As things cool down out there, let’s discuss some of the simplest ways you can keep moving through the winter – so we can all stride into spring like a well oiled machine, and not a rusty old banger.
Look, I know you want me to – but I’m not going to quote Taylor Swift. Although, she does have a point. We have long been accustomed to the idea of shrugging or shaking something off. If something is bothering us, we can get over it; just ‘shake it off’ (damn, I inadvertently quoted Taylor Swift). But how about taking the idea of ‘shaking it off’ literally. I’ve been doing a thing called Collective Energy on Saturday mornings. It’s yoga. Sort of. Anyway, part of the practice involves shaking every part of the body, before returning to stillness. It’s such a simple thing, but honestly – a revelation. It releases frustration, sadness and any other nagging feelings that are pent up in the body. Try it out sometime when you’re feeling grouchy. In the stillness, after shaking it all about for a minute or so, take note of how you feel. You don’t have to know what it is, you don’t have to name it, you just have to feel it – and welcome the space.
I miss big sweaty dance-floors. I miss the feeling of the bass in the floorboards. I miss the euphoric exhaustion of dancing all night long…but those days will come again. I’ve heard there are ‘dance-parties’ happening on Zoom so if you’re up for it – go forth! But, tell you what I’ve been doing? Dancing around my bedroom. Dancing like nobody’s watching (because nobody is!). Dancing releases more endorphins than any other form of exercise, because it connects with the emotional centres in the brain. And quite often, it offers an emotional release. We need those happy chemicals to help ourselves through the darker months of the year. So, when you’re feeling gloomy – draw the curtains, put on some classic tunes (perhaps a bit of Taylor Swift?), maybe even throw in some of the new moves you’ve learnt with Maeve, and get grooving on down.
Now, this is an easy one. And it takes very little planning. You don’t need music, training shoes, or even clothes! When you wake up in the morning, before you do anything (and I mean anything) – wriggle your toes. How are those feet doing? There are 26 bones, 30 joints, and 100 muscles in there. Roll your ankles, check out the calves. Wiggle your fingers, circle your wrists. Just slowly, mindfully, start moving your body from the comfort of your warm bed. Let your body guide you to what it wants. This simple practice is an excellent leveller and will make a real difference to your mood: You are connecting with your body, breathing, letting go of the night’s sleep, and taking in how you’re feeling today. Even just a minute’s wriggle will do. It will set you up, get you out of bed on the right side, and it might even soften the stagger to the kettle (if you’re under 30 and don’t know what I’m talking about – your time will come)!

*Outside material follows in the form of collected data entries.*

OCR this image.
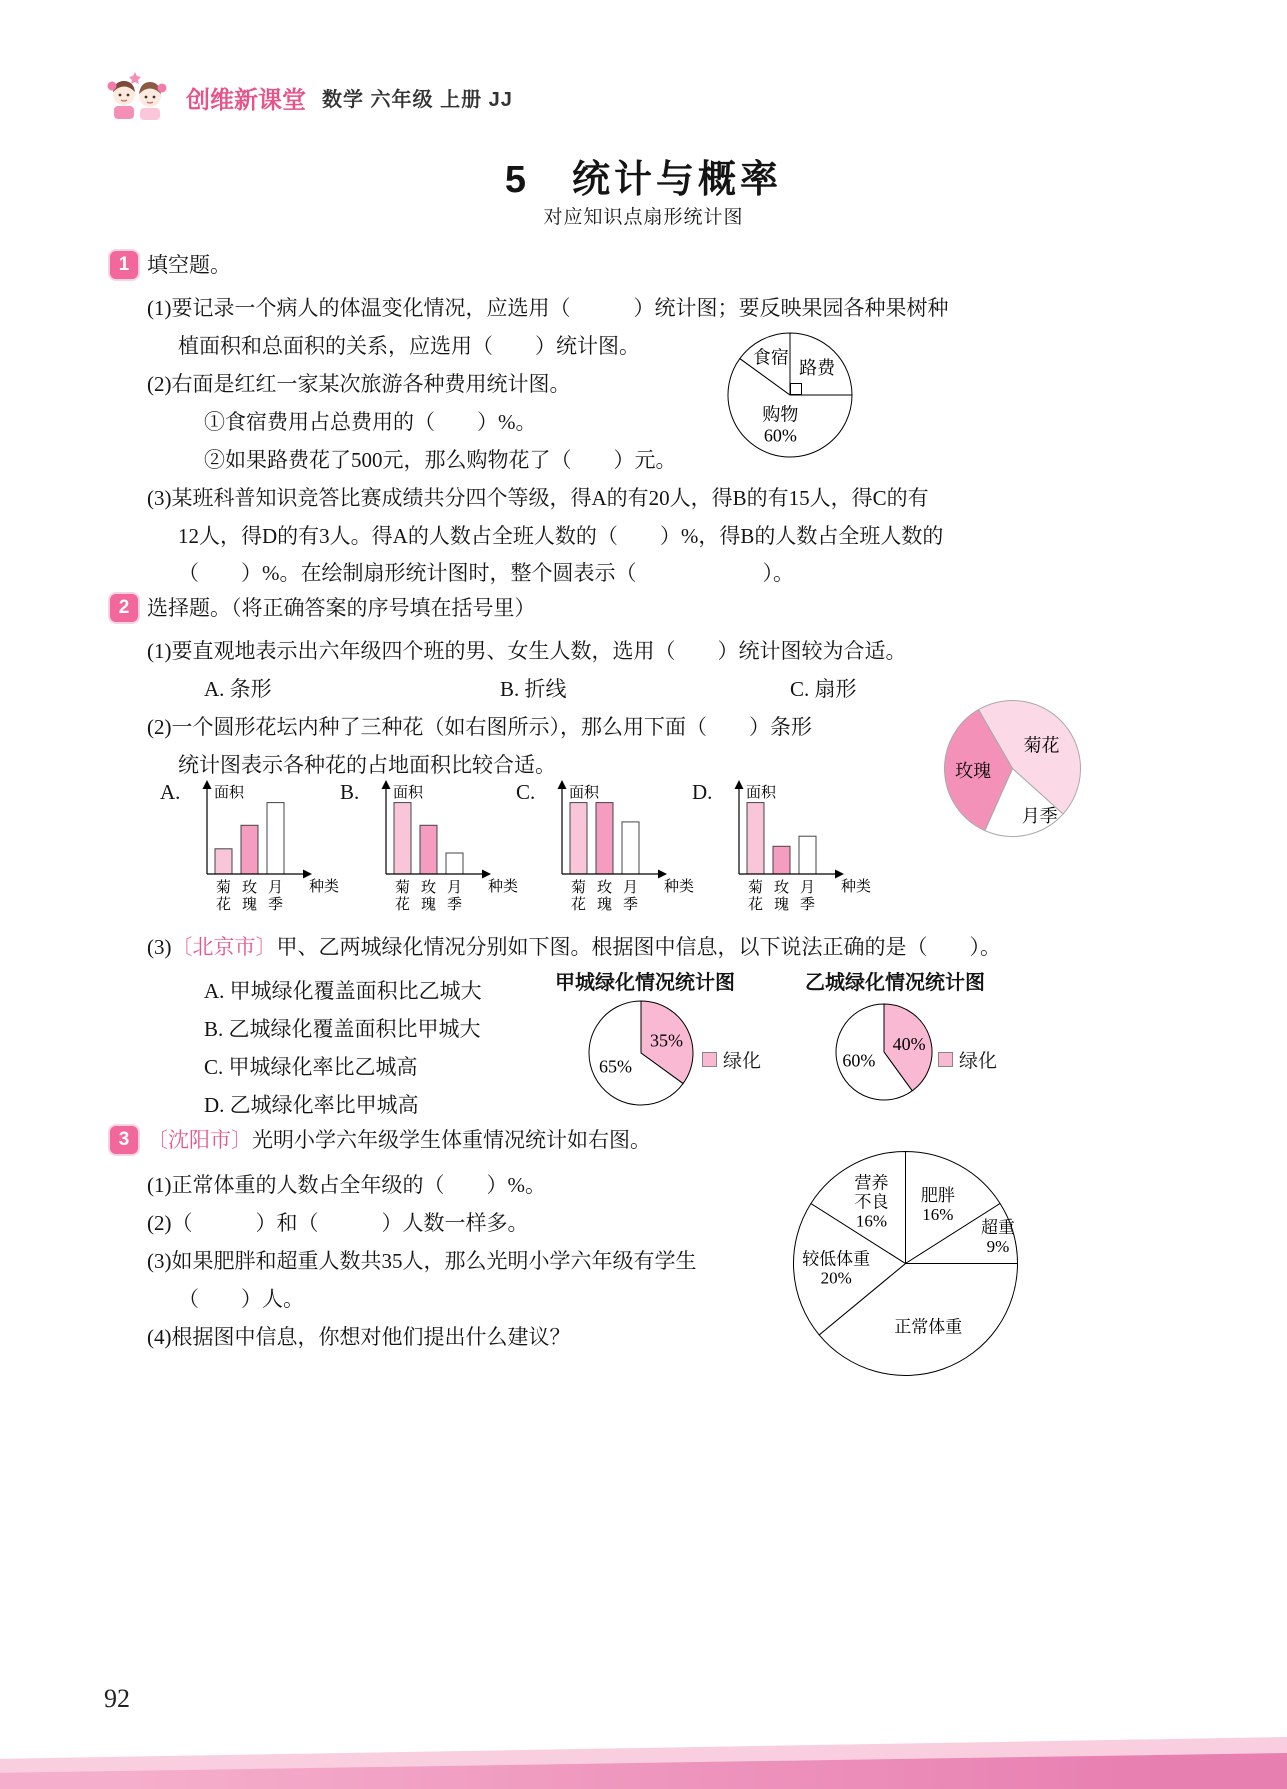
创维新课堂 数学 六年级 上册 JJ
5　统计与概率
对应知识点扇形统计图
1 填空题。
(1)要记录一个病人的体温变化情况，应选用（　　　）统计图；要反映果园各种果树种
植面积和总面积的关系，应选用（　　）统计图。
(2)右面是红红一家某次旅游各种费用统计图。
①食宿费用占总费用的（　　）%。
②如果路费花了500元，那么购物花了（　　）元。
(3)某班科普知识竞答比赛成绩共分四个等级，得A的有20人，得B的有15人，得C的有
12人，得D的有3人。得A的人数占全班人数的（　　）%，得B的人数占全班人数的
（　　）%。在绘制扇形统计图时，整个圆表示（　　　　　　）。
路费
购物 60%
食宿
2 选择题。（将正确答案的序号填在括号里）
(1)要直观地表示出六年级四个班的男、女生人数，选用（　　）统计图较为合适。
A. 条形	B. 折线	C. 扇形
(2)一个圆形花坛内种了三种花（如右图所示），那么用下面（　　）条形
统计图表示各种花的占地面积比较合适。
菊花
月季
玫瑰
A. 面积
种类
菊
花
玫
瑰
月
季
B. 面积
种类
菊
花
玫
瑰
月
季
C. 面积
种类
菊
花
玫
瑰
月
季
D. 面积
种类
菊
花
玫
瑰
月
季
(3)〔北京市〕甲、乙两城绿化情况分别如下图。根据图中信息，以下说法正确的是（　　）。
A. 甲城绿化覆盖面积比乙城大
B. 乙城绿化覆盖面积比甲城大
C. 甲城绿化率比乙城高
D. 乙城绿化率比甲城高
甲城绿化情况统计图	乙城绿化情况统计图
35%
65%
40%
60%
绿化	绿化
3 〔沈阳市〕光明小学六年级学生体重情况统计如右图。
(1)正常体重的人数占全年级的（　　）%。
(2)（　　　）和（　　　）人数一样多。
(3)如果肥胖和超重人数共35人，那么光明小学六年级有学生
（　　）人。
(4)根据图中信息，你想对他们提出什么建议？
肥胖 16%
超重 9%
正常体重
较低体重 20%
营养不良 16%
92
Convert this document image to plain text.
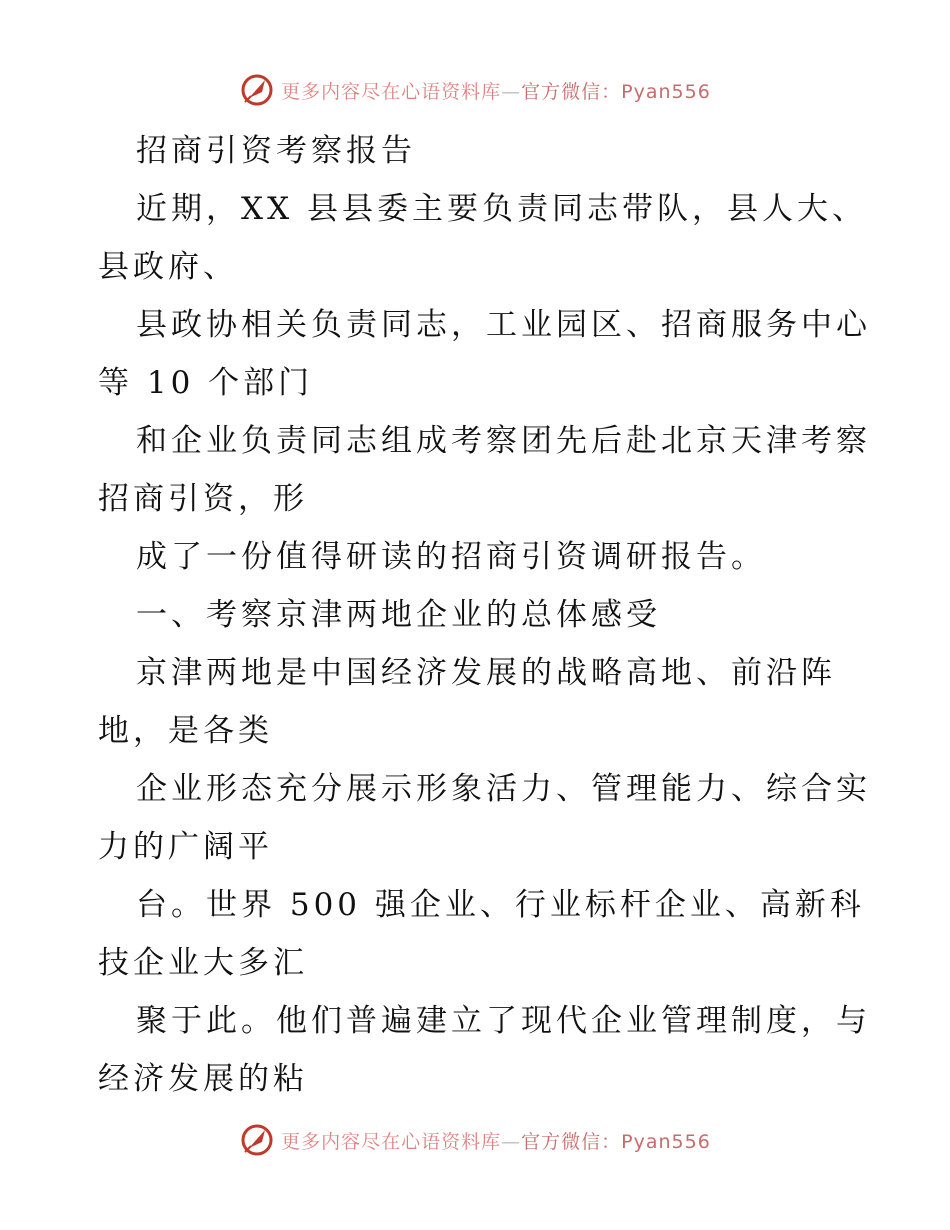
更多内容尽在心语资料库—官方微信：Pyan556
招商引资考察报告
近期，XX 县县委主要负责同志带队，县人大、
县政府、
县政协相关负责同志，工业园区、招商服务中心
等 10 个部门
和企业负责同志组成考察团先后赴北京天津考察
招商引资，形
成了一份值得研读的招商引资调研报告。
一、考察京津两地企业的总体感受
京津两地是中国经济发展的战略高地、前沿阵
地，是各类
企业形态充分展示形象活力、管理能力、综合实
力的广阔平
台。世界 500 强企业、行业标杆企业、高新科
技企业大多汇
聚于此。他们普遍建立了现代企业管理制度，与
经济发展的粘
更多内容尽在心语资料库—官方微信：Pyan556
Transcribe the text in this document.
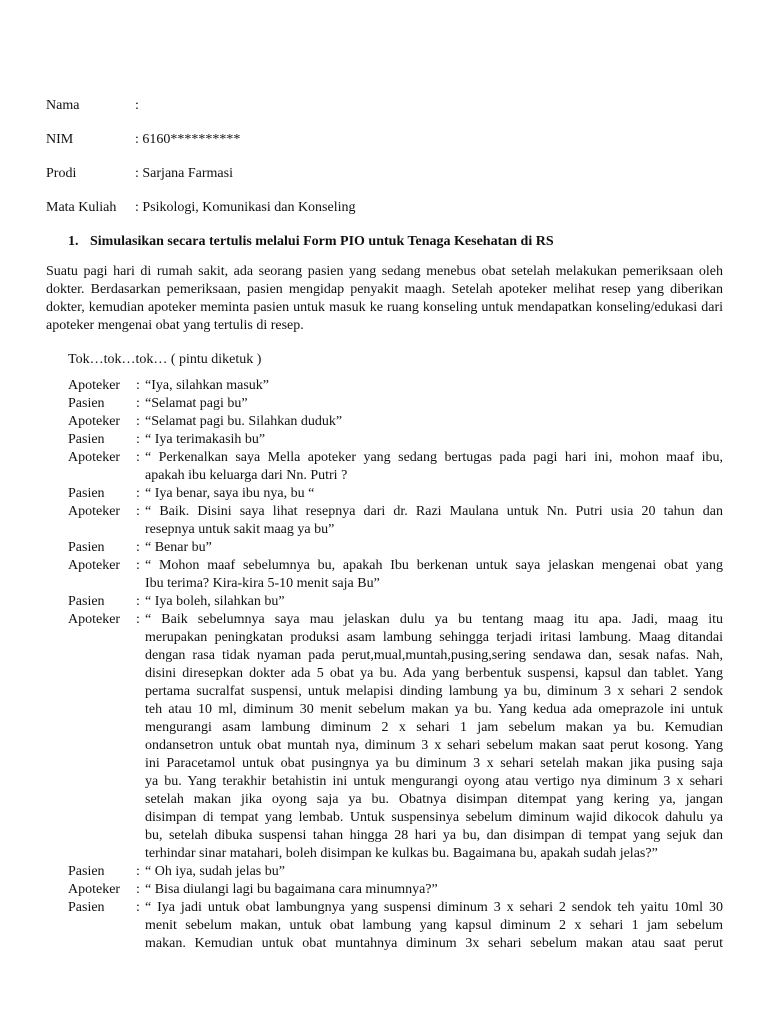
Nama	:
NIM	: 6160**********
Prodi	: Sarjana Farmasi
Mata Kuliah : Psikologi, Komunikasi dan Konseling
1. Simulasikan secara tertulis melalui Form PIO untuk Tenaga Kesehatan di RS
Suatu pagi hari di rumah sakit, ada seorang pasien yang sedang menebus obat setelah melakukan pemeriksaan oleh dokter. Berdasarkan pemeriksaan, pasien mengidap penyakit maagh. Setelah apoteker melihat resep yang diberikan dokter, kemudian apoteker meminta pasien untuk masuk ke ruang konseling untuk mendapatkan konseling/edukasi dari apoteker mengenai obat yang tertulis di resep.
Tok…tok…tok… ( pintu diketuk )
Apoteker	: “Iya, silahkan masuk”
Pasien	: “Selamat pagi bu”
Apoteker	: “Selamat pagi bu. Silahkan duduk”
Pasien	: “ Iya terimakasih bu”
Apoteker	: “ Perkenalkan saya Mella apoteker yang sedang bertugas pada pagi hari ini, mohon maaf ibu,
apakah ibu keluarga dari Nn. Putri ?
Pasien	: “ Iya benar, saya ibu nya, bu “
Apoteker	: “ Baik. Disini saya lihat resepnya dari dr. Razi Maulana untuk Nn. Putri usia 20 tahun dan
resepnya untuk sakit maag ya bu”
Pasien	: “ Benar bu”
Apoteker	: “ Mohon maaf sebelumnya bu, apakah Ibu berkenan untuk saya jelaskan mengenai obat yang
Ibu terima? Kira-kira 5-10 menit saja Bu”
Pasien	: “ Iya boleh, silahkan bu”
Apoteker	: “ Baik sebelumnya saya mau jelaskan dulu ya bu tentang maag itu apa. Jadi, maag itu
merupakan peningkatan produksi asam lambung sehingga terjadi iritasi lambung. Maag ditandai
dengan rasa tidak nyaman pada perut,mual,muntah,pusing,sering sendawa dan, sesak nafas. Nah,
disini diresepkan dokter ada 5 obat ya bu. Ada yang berbentuk suspensi, kapsul dan tablet. Yang
pertama sucralfat suspensi, untuk melapisi dinding lambung ya bu, diminum 3 x sehari 2 sendok
teh atau 10 ml, diminum 30 menit sebelum makan ya bu. Yang kedua ada omeprazole ini untuk
mengurangi asam lambung diminum 2 x sehari 1 jam sebelum makan ya bu. Kemudian
ondansetron untuk obat muntah nya, diminum 3 x sehari sebelum makan saat perut kosong. Yang
ini Paracetamol untuk obat pusingnya ya bu diminum 3 x sehari setelah makan jika pusing saja
ya bu. Yang terakhir betahistin ini untuk mengurangi oyong atau vertigo nya diminum 3 x sehari
setelah makan jika oyong saja ya bu. Obatnya disimpan ditempat yang kering ya, jangan
disimpan di tempat yang lembab. Untuk suspensinya sebelum diminum wajid dikocok dahulu ya
bu, setelah dibuka suspensi tahan hingga 28 hari ya bu, dan disimpan di tempat yang sejuk dan
terhindar sinar matahari, boleh disimpan ke kulkas bu. Bagaimana bu, apakah sudah jelas?”
Pasien	: “ Oh iya, sudah jelas bu”
Apoteker	: “ Bisa diulangi lagi bu bagaimana cara minumnya?”
Pasien	: “ Iya jadi untuk obat lambungnya yang suspensi diminum 3 x sehari 2 sendok teh yaitu 10ml 30
menit sebelum makan, untuk obat lambung yang kapsul diminum 2 x sehari 1 jam sebelum
makan. Kemudian untuk obat muntahnya diminum 3x sehari sebelum makan atau saat perut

The benefits of exercise are endless. We know that. But winter often sees our passion for it, fizzle out. Don’t let it. Firstly, it will be harder to pick it up again; but more importantly, it will make you feel better if you keep exercising through the winter. Reduce it, adapt it, whatever you like – but don’t let it die. Our bodies and brains will need all the support they can get over the next few months. Yes, the weather can be grim, but it actually does wonders for your mood to get all up in the elements. Run in the rain! Cycle in the cyclone! (Ok, maybe don’t cycle in a cyclone). The trick is to keep doing a little of what you’re doing, all the way through autumn, into winter: If you’re a fair-weather-runner, you’re hardly going to go from balmy beach jogs to sprints in the howling wind – that’s why the transition is so important. Wrap up warm for a long walk on a grey day. Kit yourself out with some leg warmers, a sweat wicking hat, and some thin gloves for your run. Stretch before you leave the house, and keep doing it – whatever it is, whatever the weather. Even if you only manage a shuffle round the block – it’s something. And it’s good. You could even try Colomba’s calming offering of Qigong to warm you up, or wind you down for the short days and long nights to come. We have a habit of putting off a new regime until the spring, but you will build a more resilient, long-lasting relationship with exercise if you start now – in the cold.
5. LIE DOWN
You’re welcome. No but seriously, it’s important to rest. And rest feels wonderful when we have moved our bodies. Anyone who has woken up from shavasana, dribbling, at the end of a yoga class can attest to that. Take the time to just lie down, and take it all in.
PS: I’m sorry if you have that Taylor Swift song going round and round in your head now. I do too.